Beberapa minggu yang lalu saya pulang dan mengunjungi kakak saya. Seperti sore biasanya, kami berkumpul di ruang tengah sambil mengobrol. Ada keponakan saya Alif dan ayah ibunya. Kebetulan alif sudah mau masuk SD. Kami membahas beberapa hal tentang sekolah Alif dan dia juga terlibat dalam diskusi itu meskipun ada beberapa hal yang tidak dia pahami. Ibunya bertanya tentang sekolahnya akhir-akhir ini, kebetulan neneknya yang sering menemani Alif sekolah memperhatikan bahwa Alif kadang tidak memperhatikan panggilan gurunya jika disebut namanya. Ibunya berkata pada Alif dengan sedikit nada menasehati, “Mas Alif, kalau dipanggil bu guru mbok ya ditanggapi, nanti dikira nggak dengar.”

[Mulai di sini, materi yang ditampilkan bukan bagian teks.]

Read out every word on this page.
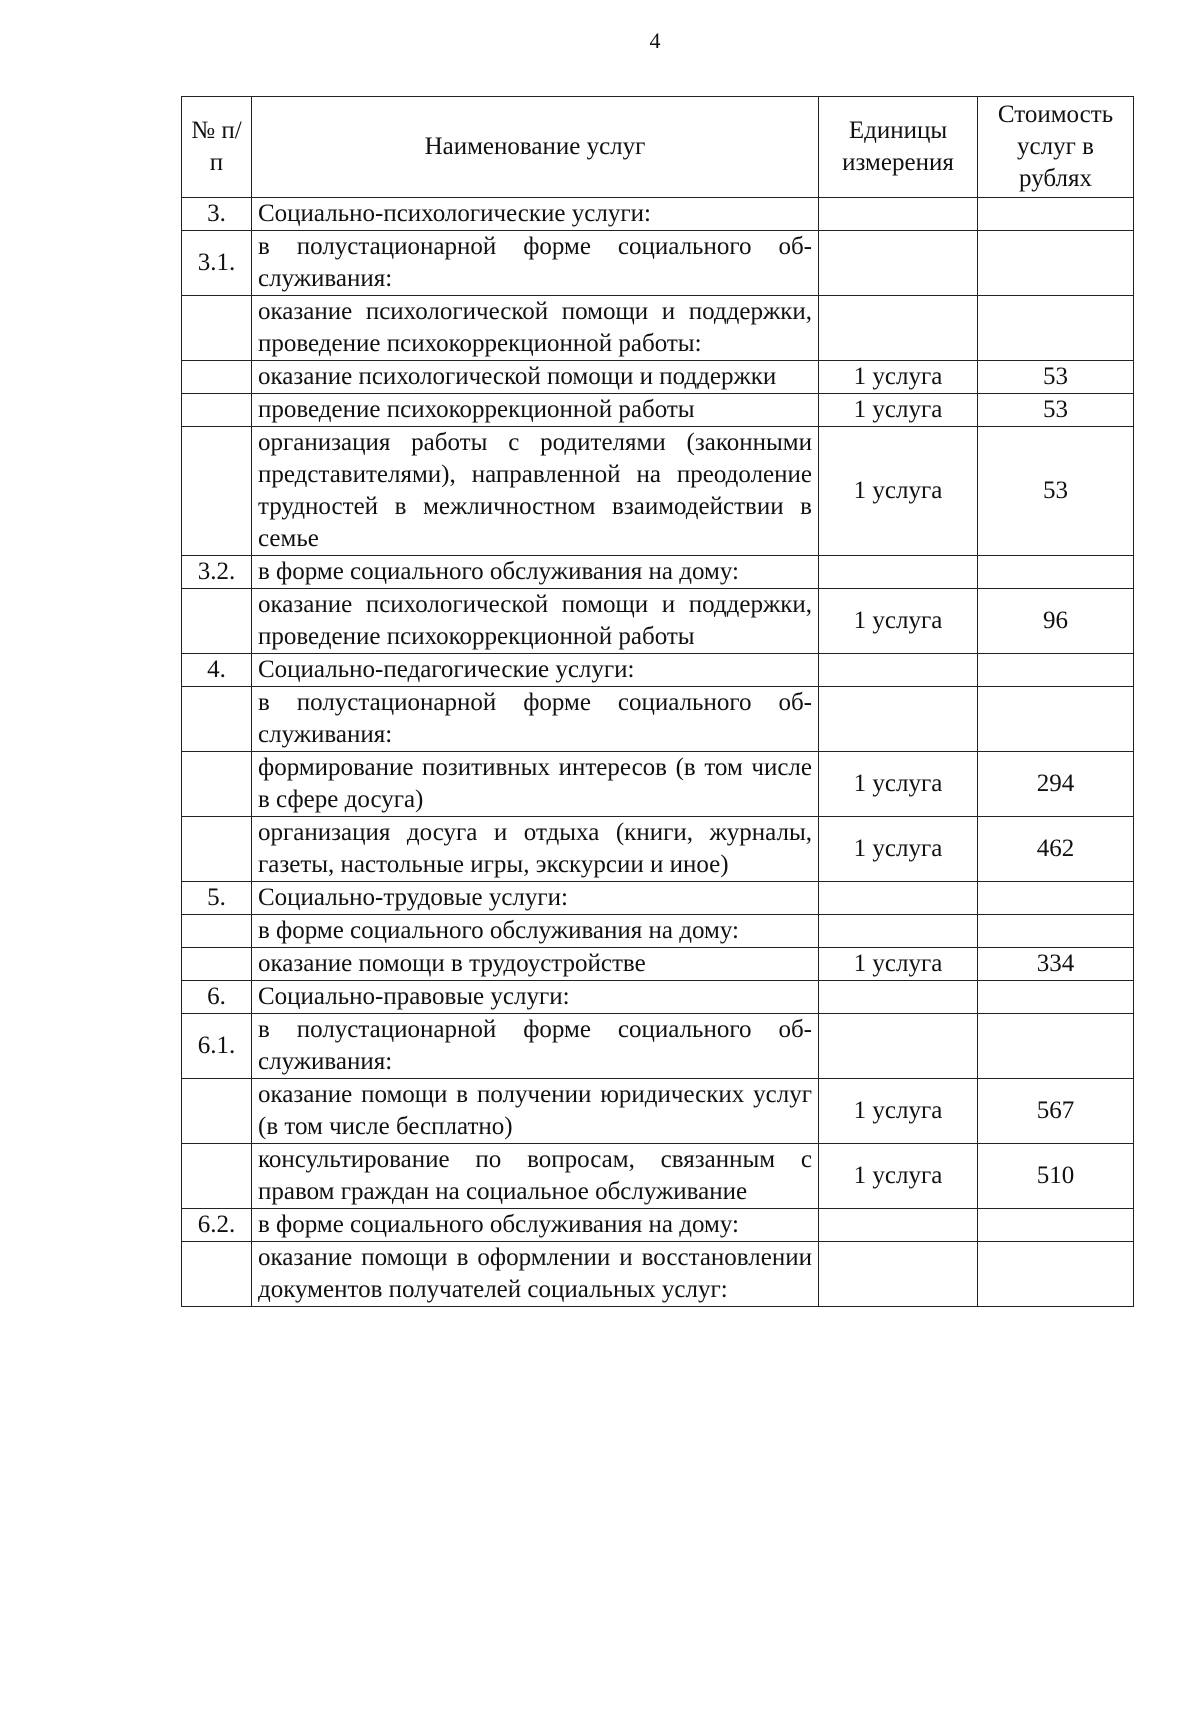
4
№ п/п	Наименование услуг	Единицы измерения	Стоимость услуг в рублях
3.	Социально-психологические услуги:		
3.1.	в полустационарной форме социального обслуживания:		
	оказание психологической помощи и поддержки, проведение психокоррекционной работы:		
	оказание психологической помощи и поддержки	1 услуга	53
	проведение психокоррекционной работы	1 услуга	53
	организация работы с родителями (законными представителями), направленной на преодоление трудностей в межличностном взаимодействии в семье	1 услуга	53
3.2.	в форме социального обслуживания на дому:		
	оказание психологической помощи и поддержки, проведение психокоррекционной работы	1 услуга	96
4.	Социально-педагогические услуги:		
	в полустационарной форме социального обслуживания:		
	формирование позитивных интересов (в том числе в сфере досуга)	1 услуга	294
	организация досуга и отдыха (книги, журналы, газеты, настольные игры, экскурсии и иное)	1 услуга	462
5.	Социально-трудовые услуги:		
	в форме социального обслуживания на дому:		
	оказание помощи в трудоустройстве	1 услуга	334
6.	Социально-правовые услуги:		
6.1.	в полустационарной форме социального обслуживания:		
	оказание помощи в получении юридических услуг (в том числе бесплатно)	1 услуга	567
	консультирование по вопросам, связанным с правом граждан на социальное обслуживание	1 услуга	510
6.2.	в форме социального обслуживания на дому:		
	оказание помощи в оформлении и восстановлении документов получателей социальных услуг:		
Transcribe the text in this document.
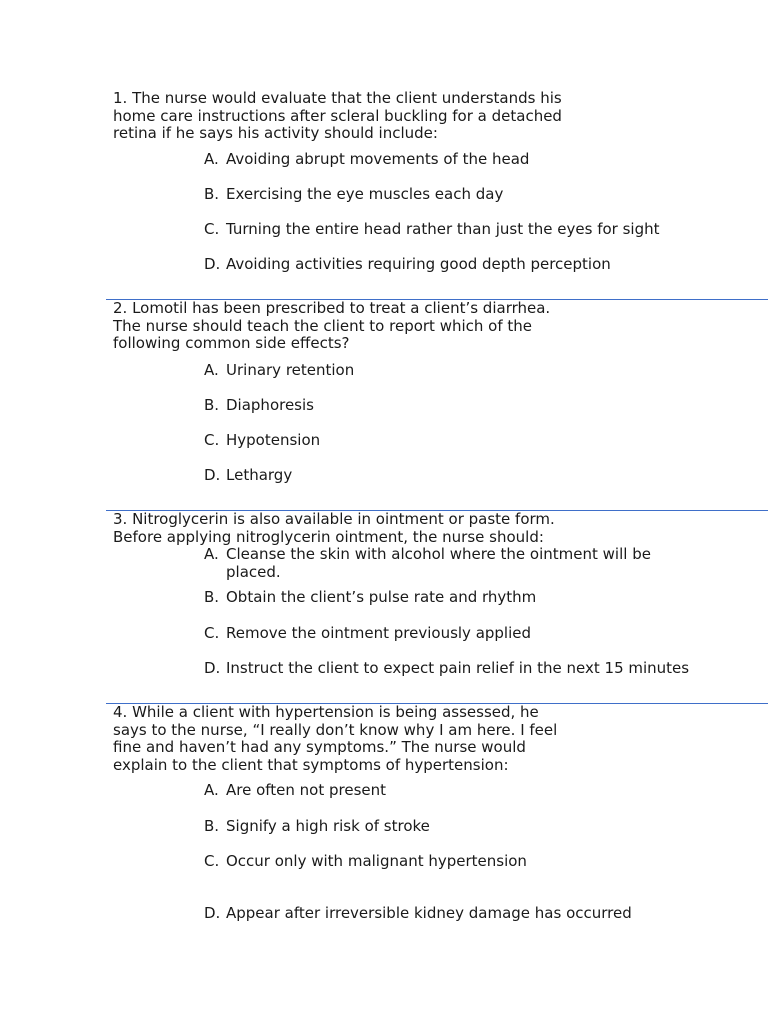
1. The nurse would evaluate that the client understands his
home care instructions after scleral buckling for a detached
retina if he says his activity should include:
A. Avoiding abrupt movements of the head
B. Exercising the eye muscles each day
C. Turning the entire head rather than just the eyes for sight
D. Avoiding activities requiring good depth perception
2. Lomotil has been prescribed to treat a client’s diarrhea.
The nurse should teach the client to report which of the
following common side effects?
A. Urinary retention
B. Diaphoresis
C. Hypotension
D. Lethargy
3. Nitroglycerin is also available in ointment or paste form.
Before applying nitroglycerin ointment, the nurse should:
A. Cleanse the skin with alcohol where the ointment will be
placed.
B. Obtain the client’s pulse rate and rhythm
C. Remove the ointment previously applied
D. Instruct the client to expect pain relief in the next 15 minutes
4. While a client with hypertension is being assessed, he
says to the nurse, “I really don’t know why I am here. I feel
fine and haven’t had any symptoms.” The nurse would
explain to the client that symptoms of hypertension:
A. Are often not present
B. Signify a high risk of stroke
C. Occur only with malignant hypertension
D. Appear after irreversible kidney damage has occurred
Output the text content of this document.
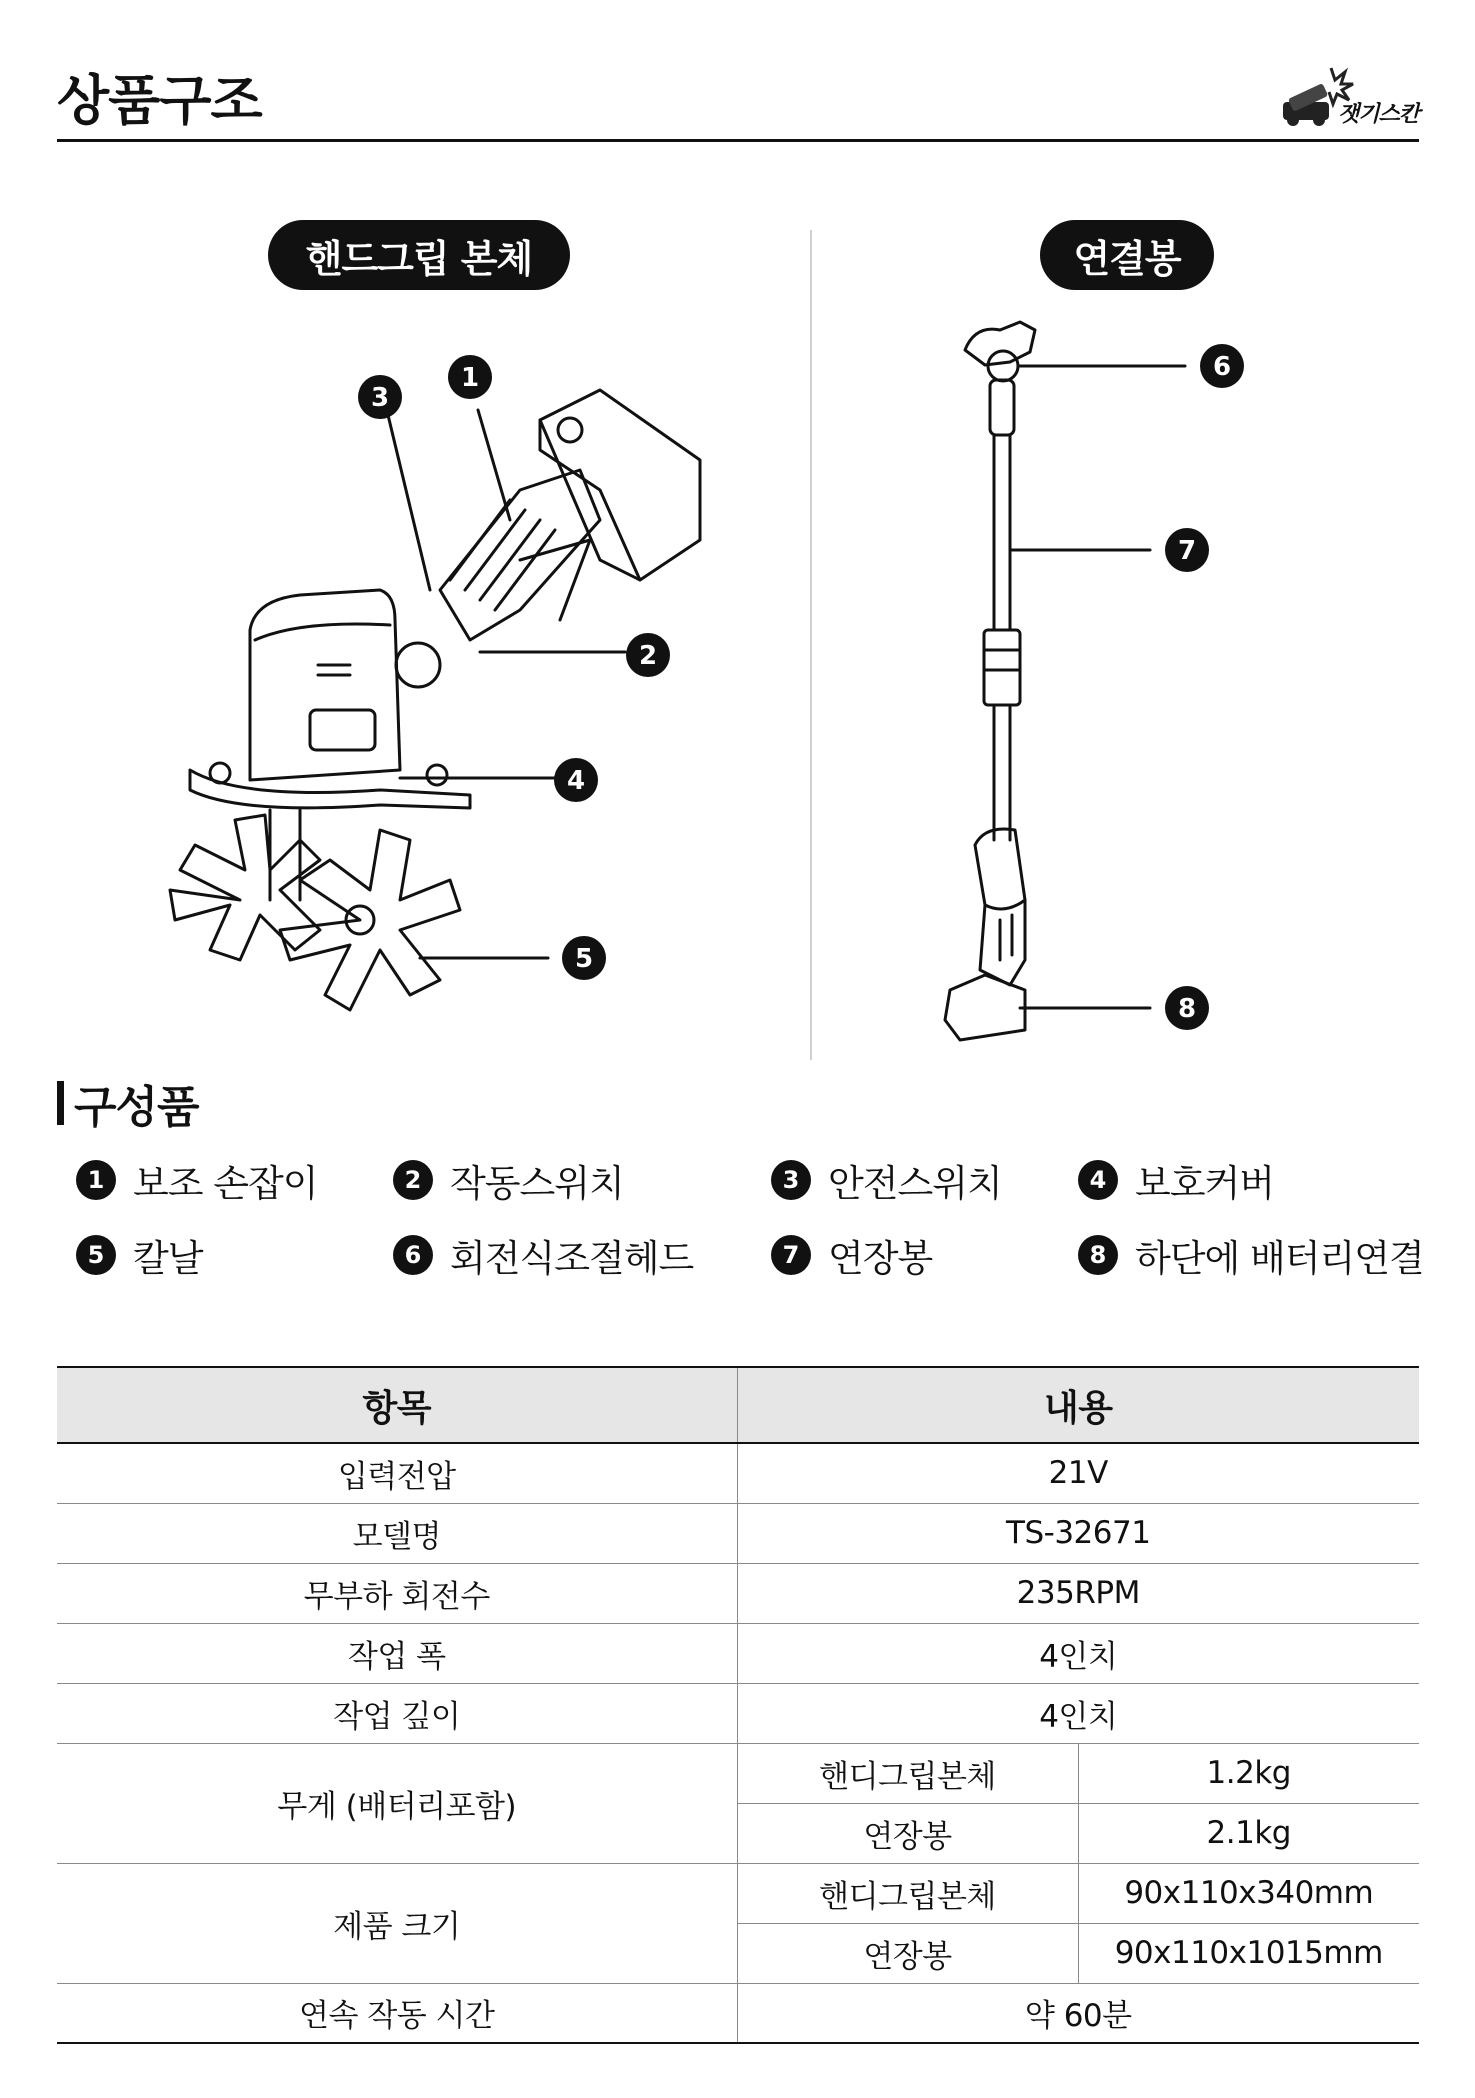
상품구조	잿기스칸
핸드그립 본체	연결봉
1
2
3
4
5
6
7
8
구성품
1 보조 손잡이	2 작동스위치	3 안전스위치	4 보호커버
5 칼날	6 회전식조절헤드	7 연장봉	8 하단에 배터리연결
항목	내용	
입력전압	21V	
모델명	TS-32671	
무부하 회전수	235RPM	
작업 폭	4인치	
작업 깊이	4인치	
무게 (배터리포함)	핸디그립본체	1.2kg
	연장봉	2.1kg
제품 크기	핸디그립본체	90x110x340mm
	연장봉	90x110x1015mm
연속 작동 시간	약 60분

Ayahnya pun mengiya-kan perkataan ibunya. Alif dengan nada yang tegas bilang: “Soalnya kalau Bu guru manggil gak Alif gitu, tapi ALIP, makanya alif gak dengar, kan nama Alif itu ALIF FATHAN NAFIS, bukan ALIP!”
Saya dan bapaknya saling melihat dan menyadari bahwa memang Alif lah yang benar. Kami tertawa, menertawai keadaan tersebut dan obrolan pun berlanjut hingga Alif mengantuk.
Seorang anak berumur enam tahun saja sudah bisa dan berani menghargai dirinya sendiri. Itu saja baru dalam tataran nama. Mungkin Alif tidak terlalu memikirkan istilah-istilah berat seperti kebanggaan, integritas, harga diri dan lainnya. Sederhana, dia hanya merasa sebagai seorang Alif dengan akhiran ‘f’ bukan ‘p’. Dia tahu jati dirinya sebagai seorang anak TK yang beranjak SD dan dia hidup dalam dunia kecilnya, dengan namanya yang melekat padanya sejak nama itu diberikan.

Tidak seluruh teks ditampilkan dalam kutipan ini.